Amiyo was the only one who had seen the ocelot as it made its escape, and now he slid back down the tree he had been hiding in, knowing the feline had to be Llaeka. He kept his magic trained on the guards, making sure none sighted him.

But his magic could only ever give him a warning of a few seconds. However long it took for the thought to reach the lips, that was his warning. As soon as he heard the “who’s that?” in his mind, he bolted. There was no point hiding. He’d been seen. If he tried to hide, he knew he’d just be kidding himself. His prey did it to him all the time.

In his mind he could decipher the three voices of the guards. The White magician on the other side of the river was going to stay guarding the exit. As he flew over bushes and under branches, Amiyo subconsciously wondered how many people were held captive behind the waterfall. For now though, his main purpose was to make sure he wasn’t one of them.

The other two guards sprinted after him. Neither of the pair had any idea what kind of magic he had, or who he was, but they were intent on bringing him down.

Amiyo glanced nervously at the glittering waters of the river. His perusers hated water just as much as he did, though he wasn’t sure whether or not they would continue if he dove in to escape. Maybe if he looked confident when he dove in, they’d think the better of it and give up their chase.
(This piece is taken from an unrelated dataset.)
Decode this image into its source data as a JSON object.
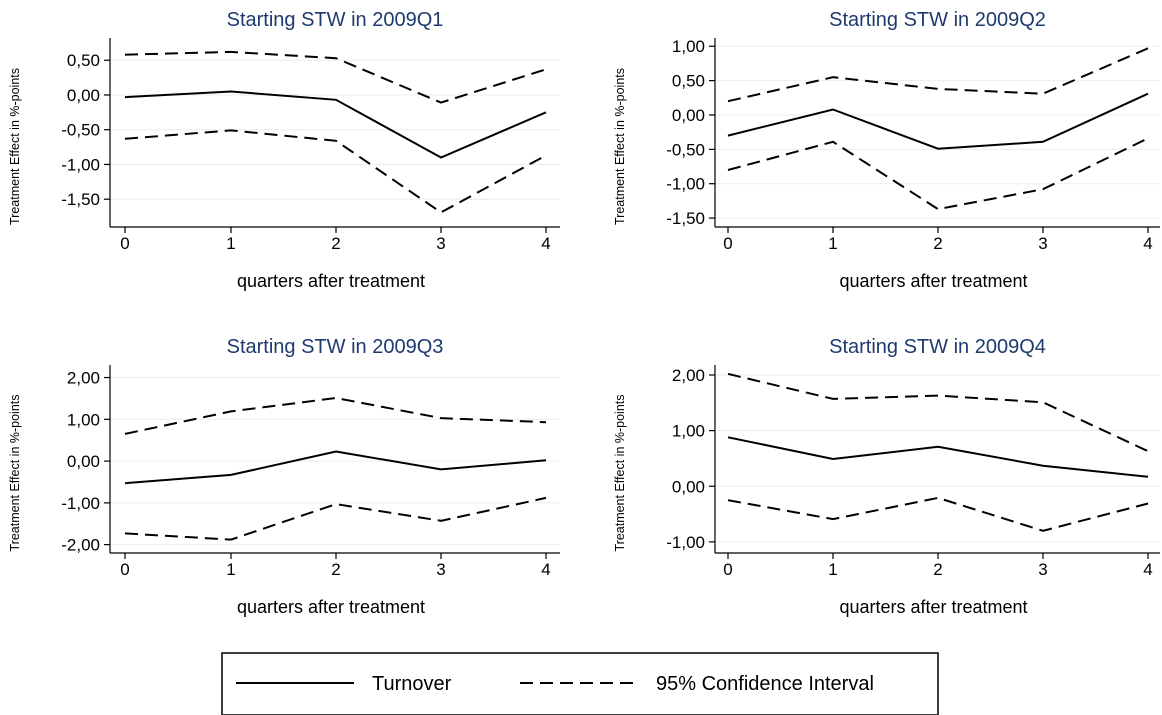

He gulped and darted to his right, plunging with no hesitation into the river. Instantly he felt every hair on his body stand on end and his muscles tense up. He forced a deep breath to calm his nerves and swim onwards. Without looking back he checked that they wouldn’t follow him, grinning and diving underwater for a few seconds in his confidence.

He shuddered and coughed slightly as he surfaced. Note to self: don’t do that again.